Oleh karena itu, publikasi fatwa yang sudah diserahkan pada 17 Juli 2023 oleh MUI ke penyidik Bareskrim Polri itu sepenuhnya milik kepolisian.
"Saya enggak bisa (mempublikasi) mohon maaf, langsung ke mustafti (pemohon) saja, mustafti kan Mabes Polri. Jadi Kompas.com bisa minta ke dittipidum atau penyidiknya," kata Ikhsan saat dihubungi melalui telepon, Jumat (21/7/2023).
Ia mengatakan, etika terkait publikasi fatwa yang diminta pihak tertentu sudah sewajarnya tidak dipublikasikan MUI.
"Fatwa itu terbungkus, diberikan kepada yang meminta, pas mau (diketahui isinya) ya bertanya kepada mustafti, tidak bisa kami membuka ke umum," ujarnya.
Ikhsan mengungkapkan, ada dua fatwa yang dikeluarkan terkait dengan Panji Gumilang.
Pertama adalah fatwa yang dipublikasi di laman MUI terkait pernyataan Panji Gumilang yang menyebut wanita boleh menjadi penceramah untuk jamaah laki-laki dalam ibadah Shalat Jumat.

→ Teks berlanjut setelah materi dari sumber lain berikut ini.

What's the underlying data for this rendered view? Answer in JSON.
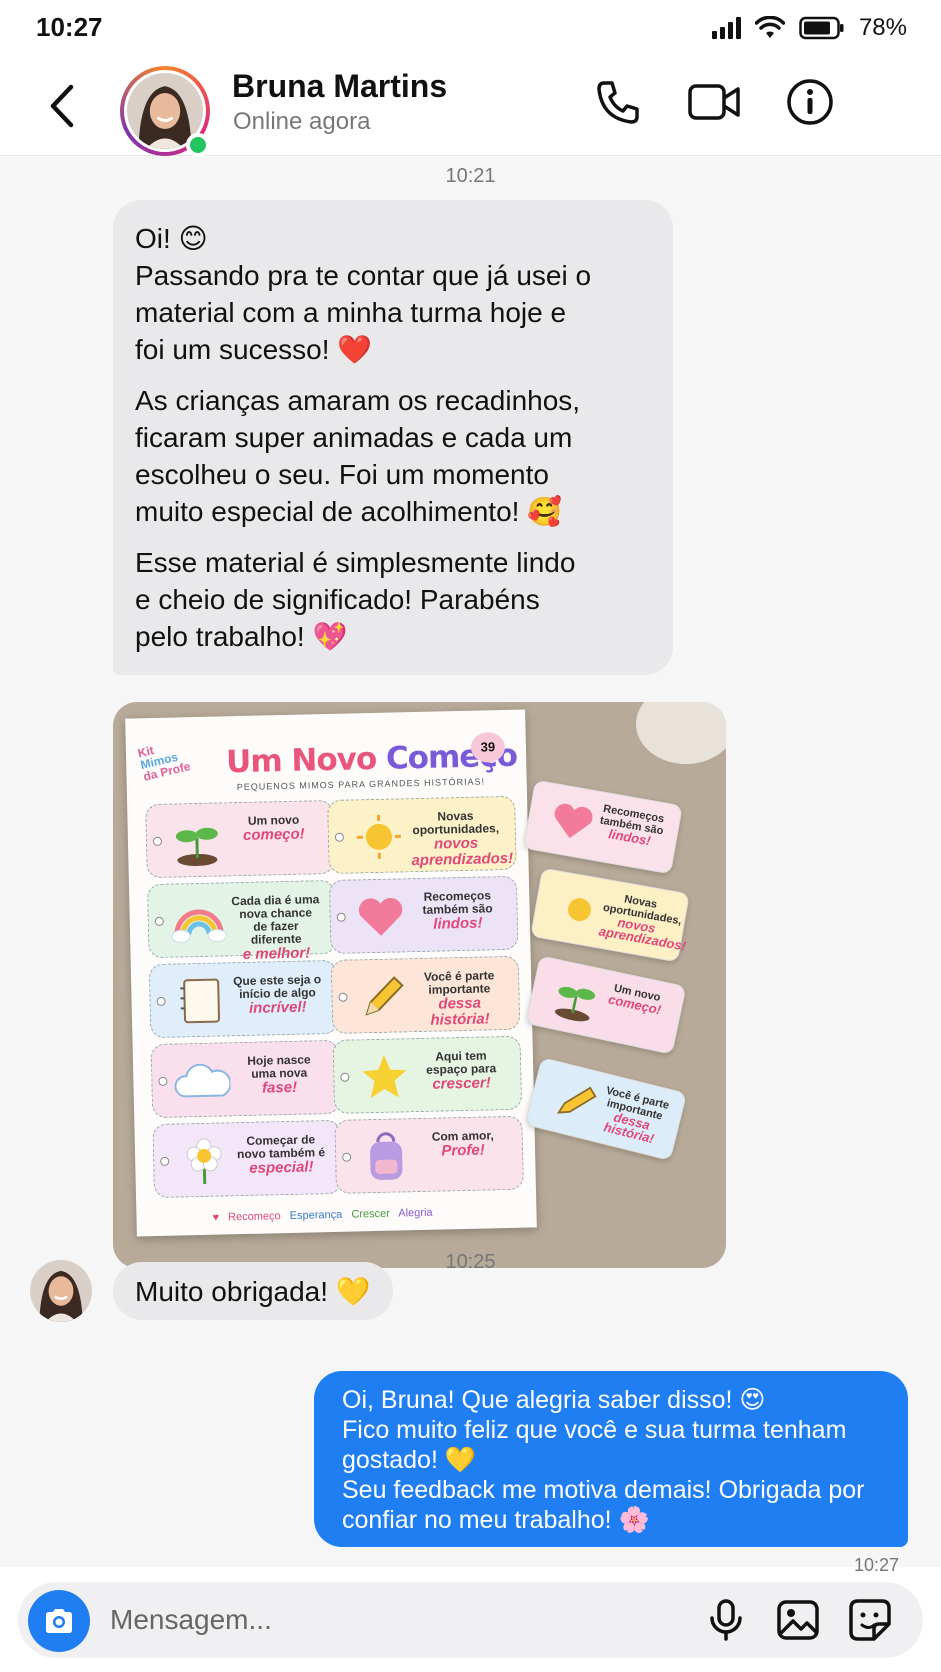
{
  "status_bar": {
    "time": "10:27",
    "battery": "78%"
  },
  "header": {
    "contact_name": "Bruna Martins",
    "contact_status": "Online agora"
  },
  "messages": {
    "time1": "10:21",
    "incoming_1_p1_line1": "Oi! 😊",
    "incoming_1_p1_line2": "Passando pra te contar que já usei o",
    "incoming_1_p1_line3": "material com a minha turma hoje e",
    "incoming_1_p1_line4": "foi um sucesso! ❤️",
    "incoming_1_p2_line1": "As crianças amaram os recadinhos,",
    "incoming_1_p2_line2": "ficaram super animadas e cada um",
    "incoming_1_p2_line3": "escolheu o seu. Foi um momento",
    "incoming_1_p2_line4": "muito especial de acolhimento! 🥰",
    "incoming_1_p3_line1": "Esse material é simplesmente lindo",
    "incoming_1_p3_line2": "e cheio de significado! Parabéns",
    "incoming_1_p3_line3": "pelo trabalho! 💖",
    "incoming_2": "Muito obrigada! 💛",
    "time2": "10:25",
    "outgoing_line1": "Oi, Bruna! Que alegria saber disso! 😍",
    "outgoing_line2": "Fico muito feliz que você e sua turma tenham",
    "outgoing_line3": "gostado! 💛",
    "outgoing_line4": "Seu feedback me motiva demais! Obrigada por",
    "outgoing_line5": "confiar no meu trabalho! 🌸",
    "time3": "10:27"
  },
  "photo": {
    "kit_logo_1": "Kit",
    "kit_logo_2": "Mimos",
    "kit_logo_3": "da Profe",
    "title_a": "Um Novo ",
    "title_b": "Começo",
    "subtitle": "PEQUENOS MIMOS PARA GRANDES HISTÓRIAS!",
    "badge": "39",
    "cards": [
      {
        "text": "Um novo",
        "accent": "começo!"
      },
      {
        "text": "Novas oportunidades,",
        "accent": "novos aprendizados!"
      },
      {
        "text": "Cada dia é uma nova chance de fazer diferente",
        "accent": "e melhor!"
      },
      {
        "text": "Recomeços também são",
        "accent": "lindos!"
      },
      {
        "text": "Que este seja o início de algo",
        "accent": "incrível!"
      },
      {
        "text": "Você é parte importante",
        "accent": "dessa história!"
      },
      {
        "text": "Hoje nasce uma nova",
        "accent": "fase!"
      },
      {
        "text": "Aqui tem espaço para",
        "accent": "crescer!"
      },
      {
        "text": "Começar de novo também é",
        "accent": "especial!"
      },
      {
        "text": "Com amor,",
        "accent": "Profe!"
      }
    ],
    "footer": [
      "Recomeço",
      "Esperança",
      "Crescer",
      "Alegria"
    ],
    "tags": [
      {
        "text": "Recomeços também são",
        "accent": "lindos!"
      },
      {
        "text": "Novas oportunidades,",
        "accent": "novos aprendizados!"
      },
      {
        "text": "Um novo",
        "accent": "começo!"
      },
      {
        "text": "Você é parte importante",
        "accent": "dessa história!"
      }
    ]
  },
  "input": {
    "placeholder": "Mensagem..."
  },
  "colors": {
    "accent": "#1f7ef2",
    "incoming_bubble": "#e9e9eb",
    "online": "#22c55e"
  }
}
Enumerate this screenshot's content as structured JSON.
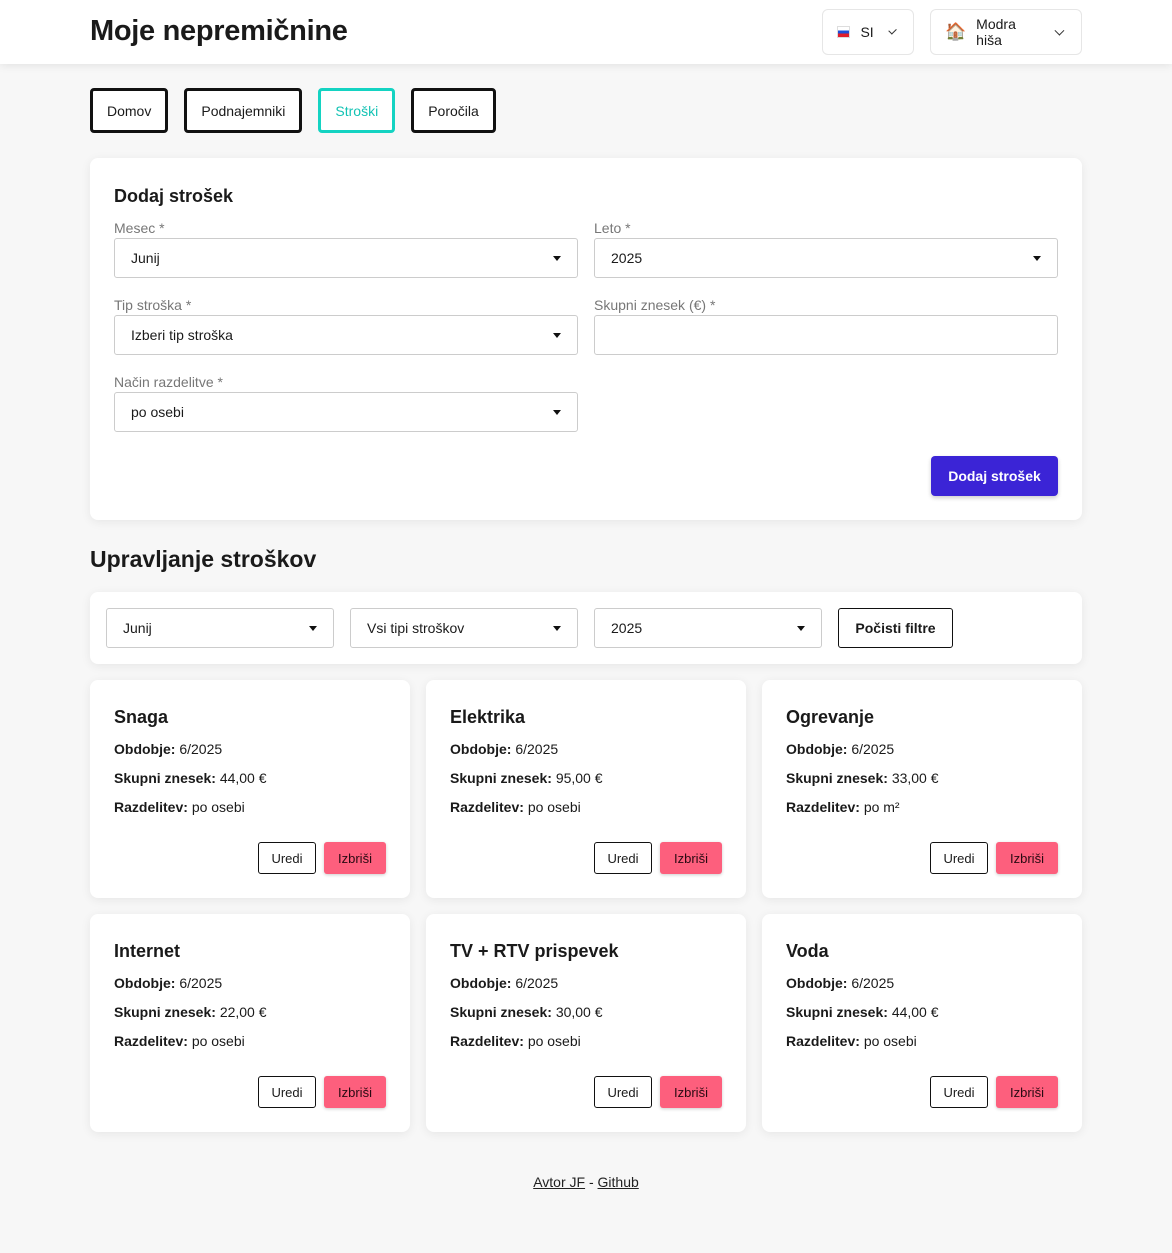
{
  "header": {
    "title": "Moje nepremičnine",
    "language": "SI",
    "language_flag": "slovenia-flag-icon",
    "property": "Modra hiša",
    "property_icon": "house-icon"
  },
  "tabs": [
    {
      "label": "Domov",
      "active": false
    },
    {
      "label": "Podnajemniki",
      "active": false
    },
    {
      "label": "Stroški",
      "active": true
    },
    {
      "label": "Poročila",
      "active": false
    }
  ],
  "form": {
    "title": "Dodaj strošek",
    "month_label": "Mesec *",
    "month_value": "Junij",
    "year_label": "Leto *",
    "year_value": "2025",
    "type_label": "Tip stroška *",
    "type_value": "Izberi tip stroška",
    "amount_label": "Skupni znesek (€) *",
    "amount_value": "",
    "split_label": "Način razdelitve *",
    "split_value": "po osebi",
    "submit": "Dodaj strošek"
  },
  "manage": {
    "title": "Upravljanje stroškov",
    "filter_month": "Junij",
    "filter_type": "Vsi tipi stroškov",
    "filter_year": "2025",
    "clear": "Počisti filtre"
  },
  "labels": {
    "period": "Obdobje:",
    "amount": "Skupni znesek:",
    "split": "Razdelitev:",
    "edit": "Uredi",
    "delete": "Izbriši"
  },
  "expenses": [
    {
      "name": "Snaga",
      "period": "6/2025",
      "amount": "44,00 €",
      "split": "po osebi"
    },
    {
      "name": "Elektrika",
      "period": "6/2025",
      "amount": "95,00 €",
      "split": "po osebi"
    },
    {
      "name": "Ogrevanje",
      "period": "6/2025",
      "amount": "33,00 €",
      "split": "po m²"
    },
    {
      "name": "Internet",
      "period": "6/2025",
      "amount": "22,00 €",
      "split": "po osebi"
    },
    {
      "name": "TV + RTV prispevek",
      "period": "6/2025",
      "amount": "30,00 €",
      "split": "po osebi"
    },
    {
      "name": "Voda",
      "period": "6/2025",
      "amount": "44,00 €",
      "split": "po osebi"
    }
  ],
  "footer": {
    "author": "Avtor JF",
    "sep": "-",
    "github": "Github"
  },
  "colors": {
    "accent": "#14d3c2",
    "primary": "#3b24d6",
    "danger": "#fd5f7d"
  }
}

Fatwa nomor 38 tahun 2023 ini menegaskan bahwa shalat Jum’at yang khutbahnya dilakukan oleh wanita di hadapan laki-laki, hukum khutbah dan shalat jum’atnya tidak sah.
Diketahui, Panji Gumilang dilaporkan ke Bareskrim atas dugaan penistaan agama. Dalam proses penyidikan, Bareskrim juga menemukan indikasi tindak pidana ujaran kebencian.
Terhadap Panji Gumilang terancam dijerat dengan Pasal 156A Kitab Undang-Undang Hukum Pidana (KUHP) terkait penistaan agama. Subsider, Pasal 45a ayat (2) Jo Pasal 28 ayat (2) UU Nomor 19 tahun 2016 tentang ITE dan/atau Pasal 14 KUHP.